There are in-school formal examinationss in Meánscoil San Nioclás at Christmas and in the summer. In third year the students have a mock examination to prepare for the state examinations. As well as these formal examinationss there is also continuous assessment which is done on the project work of the students in MTW in second and third year and the average of these marks is included with the formal examination marks. In first year, while the students are studying MTW for one half of the year, with the emphasis on practical work, the students’ project work is assessed without a formal examination. In the senior cycle the drawings done in class and homework are assessed regularly.

 

As well as these assessment methods, it is a custom of the teaching staff of the technologies to complete informal assessments as part of every lesson. They assist the students, praising and encouraging them. This assessment is a great support for learning.  In an MTW lesson observed a clever system was used to give feedback to the students on the practical work that they had done in the previous lesson. The teacher stuck labels to the projects and he wrote notes on them praising the students and giving them advice. This helped to begin the lesson promptly. The system is to be applauded particularly as assessment for learning. This creative system of assessment of the students’ practical work is commended. The assessment methods that have been implemented in MTW and CS are closely associated with the curriculum’s objectives. A record of the results of assessments is carefully kept.

 

Homework is given in the theory area of the subject to students in the second and third year of MTW and in the senior cycle in CS. In first year it is usual for design work on a project being undertaken at the time to be given as homework. Often, the students have to finish work that was started in class at home. Every student keeps his or her own notes on the work that is done in class and this work often has to be completed at home as well. There is a connection between class work and homework.

 

The students showed their interest in the subjects clearly during the inspection. They were for the most part enthusiastic in their work. Occasionally, when necessary, the teacher encouraged the students to greater activity, in a friendly and balanced way.
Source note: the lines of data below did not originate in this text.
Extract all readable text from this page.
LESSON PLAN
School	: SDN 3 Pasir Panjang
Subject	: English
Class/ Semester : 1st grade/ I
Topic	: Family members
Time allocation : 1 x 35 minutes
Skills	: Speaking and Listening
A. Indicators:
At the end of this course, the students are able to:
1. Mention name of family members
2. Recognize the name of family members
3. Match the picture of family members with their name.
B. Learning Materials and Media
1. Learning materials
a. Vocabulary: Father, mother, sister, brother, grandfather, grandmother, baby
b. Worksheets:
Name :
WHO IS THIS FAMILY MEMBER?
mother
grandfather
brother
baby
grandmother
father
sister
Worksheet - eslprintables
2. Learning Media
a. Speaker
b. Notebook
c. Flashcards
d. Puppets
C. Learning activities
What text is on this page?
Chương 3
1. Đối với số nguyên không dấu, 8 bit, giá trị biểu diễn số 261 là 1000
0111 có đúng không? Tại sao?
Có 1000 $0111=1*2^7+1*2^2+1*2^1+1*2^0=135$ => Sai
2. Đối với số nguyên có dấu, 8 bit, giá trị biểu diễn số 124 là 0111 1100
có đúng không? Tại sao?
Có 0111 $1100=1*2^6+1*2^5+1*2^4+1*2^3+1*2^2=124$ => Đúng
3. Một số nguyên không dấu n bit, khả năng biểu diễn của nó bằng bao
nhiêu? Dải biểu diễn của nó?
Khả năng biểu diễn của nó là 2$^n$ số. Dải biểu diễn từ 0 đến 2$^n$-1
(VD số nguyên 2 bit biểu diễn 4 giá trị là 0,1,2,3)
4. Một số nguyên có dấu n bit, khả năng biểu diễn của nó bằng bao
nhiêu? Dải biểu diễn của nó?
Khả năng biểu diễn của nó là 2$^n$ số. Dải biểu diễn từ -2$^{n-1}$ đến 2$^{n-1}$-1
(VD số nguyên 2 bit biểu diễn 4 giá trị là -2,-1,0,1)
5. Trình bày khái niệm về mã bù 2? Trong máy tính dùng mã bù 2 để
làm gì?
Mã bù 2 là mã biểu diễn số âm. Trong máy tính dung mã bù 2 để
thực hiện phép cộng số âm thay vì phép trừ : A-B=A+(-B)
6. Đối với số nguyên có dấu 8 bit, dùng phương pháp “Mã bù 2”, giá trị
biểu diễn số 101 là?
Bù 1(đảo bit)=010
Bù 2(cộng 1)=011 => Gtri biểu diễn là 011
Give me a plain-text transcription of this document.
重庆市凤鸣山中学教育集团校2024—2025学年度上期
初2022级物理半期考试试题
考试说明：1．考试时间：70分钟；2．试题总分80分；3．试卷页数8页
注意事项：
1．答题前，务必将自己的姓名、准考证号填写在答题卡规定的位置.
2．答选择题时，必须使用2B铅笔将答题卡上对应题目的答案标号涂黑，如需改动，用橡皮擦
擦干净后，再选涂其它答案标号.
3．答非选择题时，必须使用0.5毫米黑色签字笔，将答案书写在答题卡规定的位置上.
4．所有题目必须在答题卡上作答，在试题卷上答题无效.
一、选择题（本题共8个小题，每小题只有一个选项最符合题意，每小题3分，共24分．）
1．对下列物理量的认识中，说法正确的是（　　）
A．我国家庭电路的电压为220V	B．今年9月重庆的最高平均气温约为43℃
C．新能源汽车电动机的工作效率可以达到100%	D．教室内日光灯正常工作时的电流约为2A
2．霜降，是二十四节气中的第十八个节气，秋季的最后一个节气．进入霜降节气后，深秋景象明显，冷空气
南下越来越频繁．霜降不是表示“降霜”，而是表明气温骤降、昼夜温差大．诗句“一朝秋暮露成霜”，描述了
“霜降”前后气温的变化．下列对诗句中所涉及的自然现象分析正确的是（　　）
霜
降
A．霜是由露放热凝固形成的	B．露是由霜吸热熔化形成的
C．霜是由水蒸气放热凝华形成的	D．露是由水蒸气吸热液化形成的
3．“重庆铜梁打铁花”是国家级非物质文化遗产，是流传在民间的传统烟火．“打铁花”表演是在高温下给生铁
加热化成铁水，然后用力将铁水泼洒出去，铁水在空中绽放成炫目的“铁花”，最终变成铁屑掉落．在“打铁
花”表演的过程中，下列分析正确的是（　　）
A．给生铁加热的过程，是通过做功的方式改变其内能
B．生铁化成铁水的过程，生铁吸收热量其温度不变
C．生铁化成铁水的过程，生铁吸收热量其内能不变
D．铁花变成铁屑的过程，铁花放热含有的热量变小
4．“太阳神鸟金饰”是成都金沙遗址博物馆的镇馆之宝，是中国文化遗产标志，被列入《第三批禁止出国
The level of competency being achieved by the students in MTW and in CS is good and their skills and knowledge are fitting in relation to age and ability.  

 


Summary of Main Findings and Recommendations

 

The following are the main strengths identified in the evaluation:

 

 

·         The emphasis on design, particularly in the teaching of MTW, is commended.

 

 

As a means of building on these strengths and to address areas for development, the following key recommendations are made: 

 

 

 

A post-evaluation meeting was held with the teacher of Materials Technology (Wood) and Construction Studies and with the Principal at the conclusion of the evaluation when the draft findings and recommendations of the evaluation were presented and discussed.